Caixin
Aug 01, 2019 08:45 PM
BUSINESS & TECH

Alibaba Offered Controlling Stake in Logistics Firm for $1.4 Billion

Workers an an STO Express warehouse in Jiashan, East China's Zhejiang province on Nov. 12. Photo: VCG
Workers an an STO Express warehouse in Jiashan, East China's Zhejiang province on Nov. 12. Photo: VCG

Alibaba Group Holding Ltd. has signed a deal to increase its stake of a domestic logistics service operator as the e-commerce giant continues to add delivery capacity.

Alibaba was granted the option to acquire a 31.35% stake in STO Express Co. Ltd. within three years, according to STO Express’s statement (link in Chinese) filed to the Shenzhen Stock Exchange on Wednesday. The deal would cost a total of 9.98 billion yuan ($1.45 billion), according to the statement.

The offer would deliver Alibaba a controlling stake of 46% in the logistics company, up from 14.65%. Alibaba gained its current share through a 4.66 billion yuan deal in March. That was a bid to reduce its logistics costs, the company said then.

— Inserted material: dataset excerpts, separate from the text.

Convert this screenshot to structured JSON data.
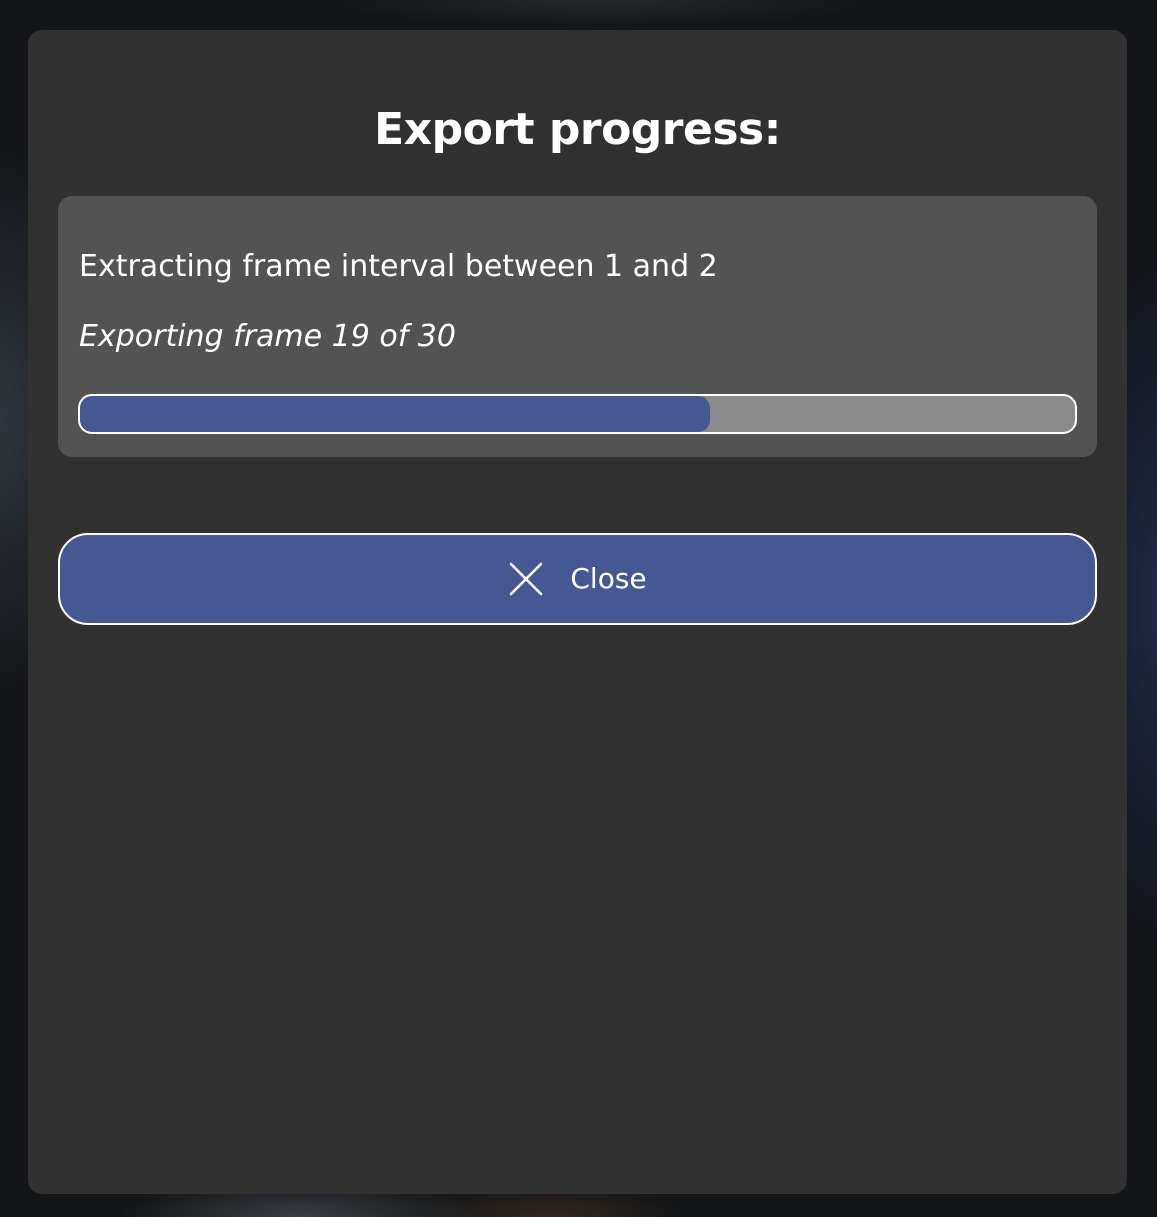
{
  "dialog": {
    "title": "Export progress:",
    "status_line": "Extracting frame interval between 1 and 2",
    "frame_line": "Exporting frame 19 of 30",
    "progress": {
      "current_frame": 19,
      "total_frames": 30,
      "fraction": 0.633
    },
    "close_button": {
      "label": "Close",
      "icon": "close-icon"
    }
  },
  "colors": {
    "modal_background": "#313131",
    "panel_background": "#535353",
    "accent": "#455893",
    "progress_track": "#8a8a8a",
    "text": "#ffffff"
  }
}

With Chinese consumers hooked on online purchases and services that deliver to their doorsteps, e-commerce giants are increasingly teaming up with logistics companies to expand their express delivery networks.

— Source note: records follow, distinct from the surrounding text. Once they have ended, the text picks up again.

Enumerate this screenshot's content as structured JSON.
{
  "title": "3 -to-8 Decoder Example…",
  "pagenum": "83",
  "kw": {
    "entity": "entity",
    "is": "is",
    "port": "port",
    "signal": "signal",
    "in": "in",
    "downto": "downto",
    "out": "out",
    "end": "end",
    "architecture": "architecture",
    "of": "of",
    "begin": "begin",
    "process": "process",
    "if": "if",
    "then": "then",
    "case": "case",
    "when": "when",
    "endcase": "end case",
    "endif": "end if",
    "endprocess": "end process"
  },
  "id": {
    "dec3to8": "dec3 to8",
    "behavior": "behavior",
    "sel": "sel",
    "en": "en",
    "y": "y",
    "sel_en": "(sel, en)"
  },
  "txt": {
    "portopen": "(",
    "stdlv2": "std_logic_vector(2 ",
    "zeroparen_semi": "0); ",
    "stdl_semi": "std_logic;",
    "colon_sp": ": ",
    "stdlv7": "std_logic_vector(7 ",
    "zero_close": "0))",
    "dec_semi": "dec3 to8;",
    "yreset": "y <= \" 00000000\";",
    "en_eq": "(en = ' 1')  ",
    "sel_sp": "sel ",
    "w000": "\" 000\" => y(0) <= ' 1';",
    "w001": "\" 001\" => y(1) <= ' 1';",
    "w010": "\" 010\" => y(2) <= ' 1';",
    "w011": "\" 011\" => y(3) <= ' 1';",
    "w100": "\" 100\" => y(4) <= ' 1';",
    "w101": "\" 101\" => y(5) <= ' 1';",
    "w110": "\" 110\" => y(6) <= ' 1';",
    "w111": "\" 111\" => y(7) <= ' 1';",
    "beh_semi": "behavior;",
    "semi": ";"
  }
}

Founded in 1993, Shanghai-based STO Express is one of China’s five major courier services. It had a 10% share of the domestic market last year, trailing ZTO Express (Cayman) Inc. at 17%, Shanghai Yunda Express Co. Ltd. at 14%, YTO Express Group Co. Ltd. at 13% and Best Inc. at 11%, according to the companies’ financial reports.

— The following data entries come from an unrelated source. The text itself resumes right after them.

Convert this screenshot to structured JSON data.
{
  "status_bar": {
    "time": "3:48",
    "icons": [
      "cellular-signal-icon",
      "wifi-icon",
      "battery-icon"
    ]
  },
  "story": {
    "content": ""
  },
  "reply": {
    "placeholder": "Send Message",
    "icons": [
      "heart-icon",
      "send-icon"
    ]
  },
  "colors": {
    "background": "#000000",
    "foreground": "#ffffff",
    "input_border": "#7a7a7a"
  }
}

Alibaba has invested in all of those companies except for Yunda Express.

In 2013 Alibaba launched Cainiao Network Technology Co. Ltd., a logistics company that matches riders, deliveries and warehouses for independent third-party merchants on its vast e-commerce platforms Taobao and Tmall.

Alibaba’s reliance on third-party courier services puts it at a logistical disadvantage compared to its largest domestic rival, JD.com Inc., which generates most of its business by selling products directly to consumers and packages and ships goods itself from its own massive warehouses.

JD.com spun off its delivery platform into JD Logistics in April 2017, and more recently began offering customers a package courier service.